NBCUniversal also turned in a strong financial performance.
“The NBC network continued to be the top ranked broadcast network among adults [aged] 18-49, the filmed entertainment business had record profitably in 2017 and the theme park businesses continued to achieve strong financial results,” Comcast said in its filing.
In addition to his $2.9 million base salary, Burke received $15.3 million in stock options. He also drew an $8.5 million cash bonus and $5.3 million in stock. Comcast contributed $4 million to his deferred compensation account, which, along with his pension, increased in value by $10.2 million last year.
Roberts received $3.1 million in base salary, a $9.1 million cash bonus, $5.3 million in stock, $5.4 million in option awards, and the company contributed $4 million to his deferred compensation account, which, along with his pension, increased in value by $5.1 million last year.
NBCUniversal has become increasingly important to Comcast in recent years. The Philadelphia cable giant is at a crossroads as cord-cutting begins to erode its core business of selling packages of TV channels. The company reported last week that it had shed 96,000 video customers in the first quarter. Comcast was not alone: AT&T said it lost 187,000 traditional pay-TV subscribers in the same period; Charter Communications on Friday reported a net loss of 122,000 pay-TV subscribers.
The disappointing customer numbers triggered a sell-off on Wall Street. Charter suffered the harshest fall, losing 12% in market value on Friday before gaining on Monday. Since Thursday, Charter’s stock is down 10%.
AT&T’s stock has fallen 7% since Thursday, and Comcast has lost nearly 6%. Comcast on Monday closed down 42 cents, or 1.3%, to $31.39.
Despite the pay-TV subscriber losses, Comcast beat Wall Street’s estimates for first quarter earnings on the strength of advertising for NBC’s sports programming, including the Winter Olympics in South Korea and the Super Bowl in Minneapolis.

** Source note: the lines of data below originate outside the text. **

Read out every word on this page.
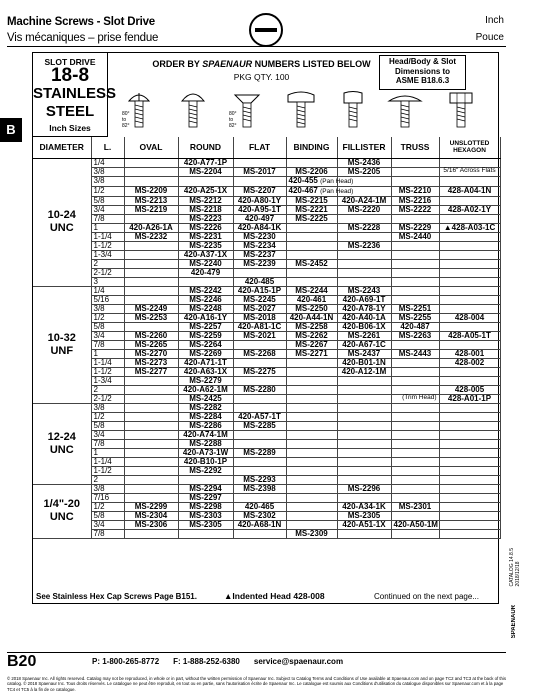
Machine Screws - Slot Drive
Vis mécaniques – prise fendue
Inch
Pouce
B
SLOT DRIVE
18-8
STAINLESS
STEEL
Inch Sizes
ORDER BY SPAENAUR NUMBERS LISTED BELOW
PKG QTY. 100
Head/Body & Slot
Dimensions to
ASME B18.6.3
80°
to
82°
80°
to
82°
DIAMETER	L.	OVAL	ROUND	FLAT	BINDING	FILLISTER	TRUSS	UNSLOTTED HEXAGON
10-24 UNC	1/4		420-A77-1P			MS-2436		
	3/8		MS-2204	MS-2017	MS-2206	MS-2205		5/16" Across Flats
	3/8				420-455 (Pan Head)			
	1/2	MS-2209	420-A25-1X	MS-2207	420-467 (Pan Head)		MS-2210	428-A04-1N
	5/8	MS-2213	MS-2212	420-A80-1Y	MS-2215	420-A24-1M	MS-2216	
	3/4	MS-2219	MS-2218	420-A95-1T	MS-2221	MS-2220	MS-2222	428-A02-1Y
	7/8		MS-2223	420-497	MS-2225			
	1	420-A26-1A	MS-2226	420-A84-1K		MS-2228	MS-2229	▲428-A03-1C
	1-1/4	MS-2232	MS-2231	MS-2230			MS-2440	
	1-1/2		MS-2235	MS-2234		MS-2236		
	1-3/4		420-A37-1X	MS-2237				
	2		MS-2240	MS-2239	MS-2452			
	2-1/2		420-479					
	3			420-485				
10-32 UNF	1/4		MS-2242	420-A15-1P	MS-2244	MS-2243		
	5/16		MS-2246	MS-2245	420-461	420-A69-1T		
	3/8	MS-2249	MS-2248	MS-2027	MS-2250	420-A78-1Y	MS-2251	
	1/2	MS-2253	420-A16-1Y	MS-2018	420-A44-1N	420-A40-1A	MS-2255	428-004
	5/8		MS-2257	420-A81-1C	MS-2258	420-B06-1X	420-487	
	3/4	MS-2260	MS-2259	MS-2021	MS-2262	MS-2261	MS-2263	428-A05-1T
	7/8	MS-2265	MS-2264		MS-2267	420-A67-1C		
	1	MS-2270	MS-2269	MS-2268	MS-2271	MS-2437	MS-2443	428-001
	1-1/4	MS-2273	420-A71-1T			420-B01-1N		428-002
	1-1/2	MS-2277	420-A63-1X	MS-2275		420-A12-1M		
	1-3/4		MS-2279					
	2		420-A62-1M	MS-2280				428-005
	2-1/2		MS-2425				(Trim Head)	428-A01-1P
12-24 UNC	3/8		MS-2282					
	1/2		MS-2284	420-A57-1T				
	5/8		MS-2286	MS-2285				
	3/4		420-A74-1M					
	7/8		MS-2288					
	1		420-A73-1W	MS-2289				
	1-1/4		420-B10-1P					
	1-1/2		MS-2292					
	2			MS-2293				
1/4"-20 UNC	3/8		MS-2294	MS-2398		MS-2296		
	7/16		MS-2297					
	1/2	MS-2299	MS-2298	420-465		420-A34-1K	MS-2301	
	5/8	MS-2304	MS-2303	MS-2302		MS-2305		
	3/4	MS-2306	MS-2305	420-A68-1N		420-A51-1X	420-A50-1M	
	7/8				MS-2309			
See Stainless Hex Cap Screws Page B151.	▲Indented Head 428-008	Continued on the next page...
CATALOG 14.8.5
2018/12/18
SPAENAUR
B20	P: 1-800-265-8772 F: 1-888-252-6380 service@spaenaur.com
© 2018 Spaenaur Inc. All rights reserved. Catalog may not be reproduced, in whole or in part, without the written permission of Spaenaur Inc. Subject to Catalog Terms and Conditions of Use available at Spaenaur.com and on page TC2 and TC3 at the back of this catalog. © 2018 Spaenaur Inc. Tous droits réservés. Le catalogue ne peut être reproduit, en tout ou en partie, sans l'autorisation écrite de Spaenaur Inc. Le catalogue est soumis aux Conditions d'utilisation du catalogue disponibles sur Spaenaur.com et à la page TC4 et TC5 à la fin de ce catalogue.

The company, however, is trying to diversify and expand its reach internationally. Last week, Comcast formalized its $30.7 billion bid for the European satellite TV company Sky, prompting a bidding war for the service with 21st Century Fox, controlled by Rupert Murdoch and his family, and Walt Disney Co. Sky boasts more than 22 million customers in Britain, Germany, Ireland, Austria and Italy.